In the end, players with slow connections are still going to be a step behind those with fast connections, but in an online game, I don't see how that can be avoided.
In response to Lesbian Assassin
Lesbian Assassin wrote:
I was working on the exact same project as you, but it was my side project and it got further sidelined mentally when Tom said a history fix would probably be a long time coming, so I don't mind sharing what I've come up with.

Check the release notes, Lexy :)
In response to Tom
Tom wrote:
Lesbian Assassin wrote:
I was working on the exact same project as you, but it was my side project and it got further sidelined mentally when Tom said a history fix would probably be a long time coming, so I don't mind sharing what I've come up with.

Check the release notes, Lexy :)

Yeah, it's there -- making the development of certainly heavily web-based apps a bit more of a pain for the developer to test!
In response to Tom
Yeah, I had already seen that... thanks for the quick response, but you ought to know by now it doesn't take much for me to lose interest in a project. :) Since it sounds like Leftley's got something similar in the pipeline, I'm still going to hold off.
In response to Deadron
Deadron wrote:
Tom wrote:
Lesbian Assassin wrote:
I was working on the exact same project as you, but it was my side project and it got further sidelined mentally when Tom said a history fix would probably be a long time coming, so I don't mind sharing what I've come up with.

Check the release notes, Lexy :)

Yeah, it's there -- making the development of certainly heavily web-based apps a bit more of a pain for the developer to test!

Do you want the "clear" feature ("clear=1" to clear the history) to be optional? I figured no one would care, so there was no sense complicating the syntax.
In response to Lesbian Assassin
Lesbian Assassin wrote:
Yeah, I had already seen that... thanks for the quick response, but you ought to know by now it doesn't take much for me to lose interest in a project. :) Since it sounds like Leftley's got something similar in the pipeline, I'm still going to hold off.

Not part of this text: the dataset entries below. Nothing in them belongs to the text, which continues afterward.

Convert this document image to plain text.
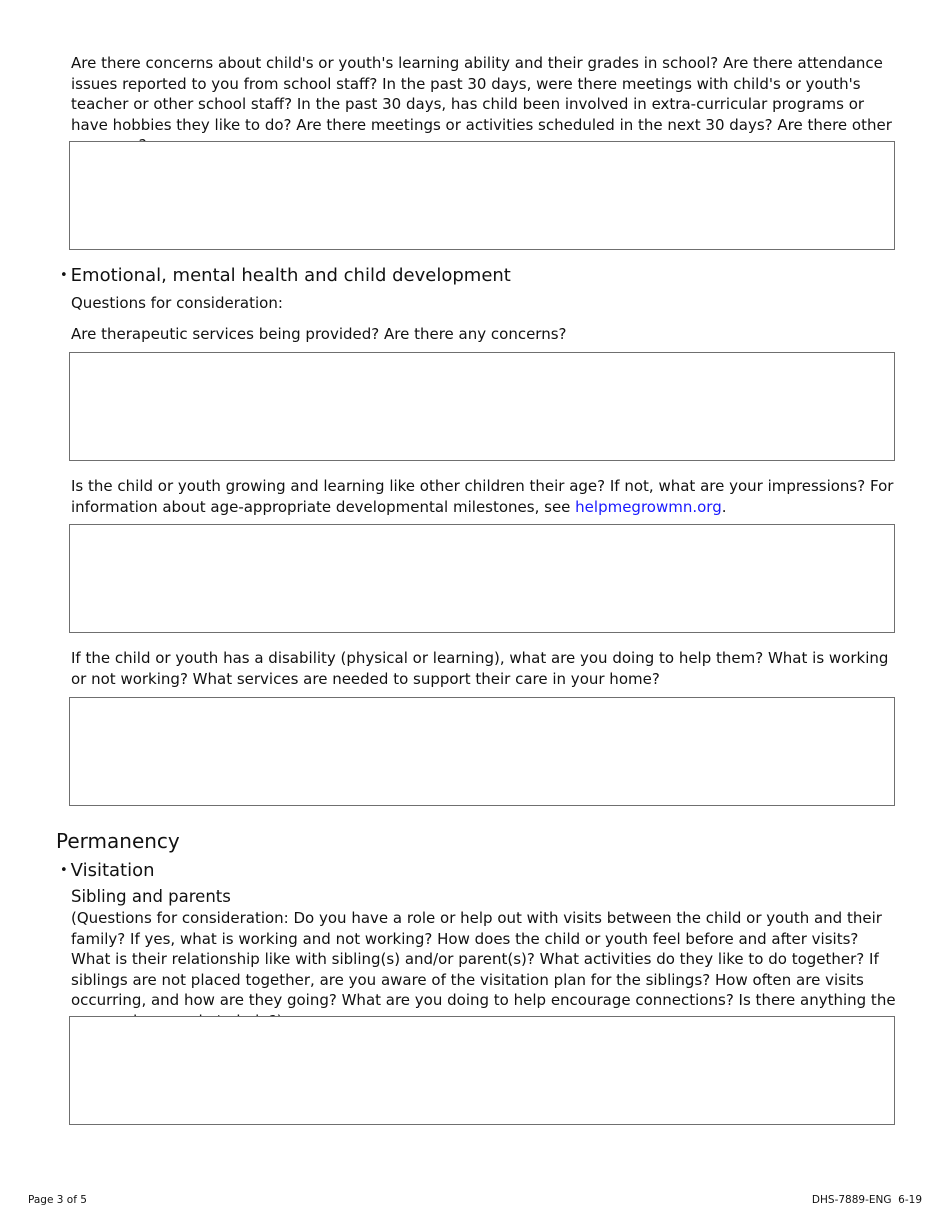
Are there concerns about child's or youth's learning ability and their grades in school? Are there attendance issues reported to you from school staff? In the past 30 days, were there meetings with child's or youth's teacher or other school staff? In the past 30 days, has child been involved in extra-curricular programs or have hobbies they like to do? Are there meetings or activities scheduled in the next 30 days? Are there other

• Emotional, mental health and child development

Questions for consideration:

Are therapeutic services being provided? Are there any concerns?

Is the child or youth growing and learning like other children their age? If not, what are your impressions? For information about age-appropriate developmental milestones, see helpmegrowmn.org.

If the child or youth has a disability (physical or learning), what are you doing to help them? What is working or not working? What services are needed to support their care in your home?

Permanency

• Visitation

Sibling and parents

(Questions for consideration: Do you have a role or help out with visits between the child or youth and their family? If yes, what is working and not working? How does the child or youth feel before and after visits? What is their relationship like with sibling(s) and/or parent(s)? What activities do they like to do together? If siblings are not placed together, are you aware of the visitation plan for the siblings? How often are visits occurring, and how are they going? What are you doing to help encourage connections? Is there anything the

Page 3 of 5	DHS-7889-ENG  6-19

Well, I'm not sure if it's quite in the pipeline... more like heading in the pipeline's general direction. I'm getting sidetracked off of it myself. Making a first-person dungeon view didn't turn out to be abusive enough on the engine, so I'm working on a new way to break it.
In response to Leftley
Well, I'm not sure if it's quite in the pipeline... more like heading in the pipeline's general direction. I'm getting sidetracked off of it myself. Making a first-person dungeon view didn't turn out to be abusive enough on the engine, so I'm working on a new way to break it.

I demand that you turn Treasure Seeker into first person, then!
In response to Spuzzum
I demand that you turn Treasure Seeker into first person, then!

It's too far from its boardgame origins as it is!
Leftley wrote:
Any thoughts?

How about we bug Tom and Dan to make statpanels into little windows that are movable, resizable, openable and closable (and the text and browser window too!) and their existence controllable from a "windows" menu?

Whee!

Z
In response to Tom
Tom wrote:
Do you want the "clear" feature ("clear=1" to clear the history) to be optional? I figured no one would care, so there was no sense complicating the syntax.

It seems worth it...certain web-based utilities and games might want to allow people to backtrack, and it definitely makes a difference in my testing.
In response to Deadron
I agree... my request was intended to add functionality to the browser window, not change their function. If they can be used as both user-guided browsers and designer-controlled pop-ups, all the better.